In the photo above, male cadets of the Hold Fast session are photographed in the ‘Women’s Side Quadrangle’. The men, we are told, were not ‘wife hunting’, and Commissioner Sumsion (seated) “agreed to be photographed with the group”, according to a report.

 

Settling matters in the Top End

 

Brigadier Vic Pedersen never forgot one experience during his time serving in the Top End.

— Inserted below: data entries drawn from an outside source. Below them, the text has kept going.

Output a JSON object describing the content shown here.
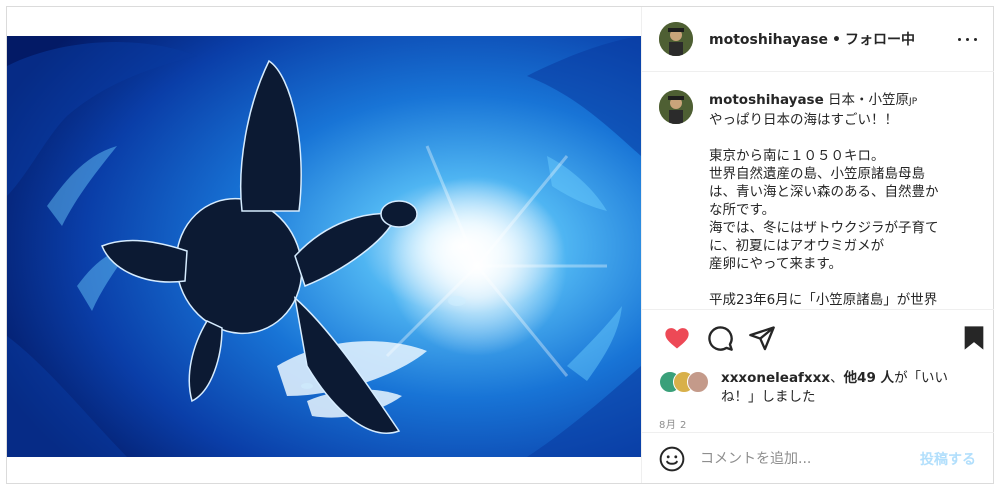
{
  "post": {
    "username": "motoshihayase",
    "follow_status": "フォロー中",
    "header_separator": "•",
    "image_alt": "sea turtle silhouette against sun, underwater"
  },
  "caption": {
    "username": "motoshihayase",
    "location": "日本・小笠原",
    "location_suffix": "JP",
    "lines": [
      "やっぱり日本の海はすごい！！",
      "",
      "東京から南に１０５０キロ。",
      "世界自然遺産の島、小笠原諸島母島",
      "は、青い海と深い森のある、自然豊か",
      "な所です。",
      "海では、冬にはザトウクジラが子育て",
      "に、初夏にはアオウミガメが",
      "産卵にやって来ます。",
      "",
      "平成23年6月に「小笠原諸島」が世界"
    ]
  },
  "likes": {
    "user": "xxxoneleafxxx",
    "others": "他49 人",
    "suffix_1": "が「いい",
    "suffix_2": "ね！」しました"
  },
  "date": "8月 2",
  "comment": {
    "placeholder": "コメントを追加...",
    "post_label": "投稿する"
  },
  "icons": {
    "like": "heart-icon",
    "comment": "comment-icon",
    "share": "share-icon",
    "save": "bookmark-icon",
    "more": "more-icon",
    "emoji": "emoji-icon"
  },
  "colors": {
    "like_red": "#ed4956",
    "post_button_disabled": "#b2dffc",
    "secondary_text": "#8e8e8e",
    "border": "#dbdbdb"
  }
}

They did things differently in Australia’s Northern Territory in the 1940s.

 

In the 1970s, the late Brigadier Vic Pedersen OF MBE recalled a boat trip out to a leprosarium that had been established on Channel Island near Darwin when a spear fight broke out between two of the lepers.

 

The Salvation Army officer, who was the Salvos’ first flying padre, told the War Cry:  “... the trouble began with one native breaking the tenth commandment and coveting his neighbour's wife. The eighth and seventh commandments then became casualties as he stole and possessed her. This was an insult that could not be ignored, and “Captain’, the wronged man, tried his best to break the sixth commandment and kill the offender. Others took sides, and in the battle, “Captain’ was hit in the back with a spear. We took him back with us that night to be admitted to Darwin Hospital. The other man was injured also, but his wounds could be treated on the island. In the launch, Captain was quite cheerful. Blood had been shed on both sides, and it seemed everyone was satisfied.”

 

Not sure how satisfied the unnamed wife was with all the palaver, as she was reduced to a disputed possession. It was certainly a case of different times and far different attitudes and responses.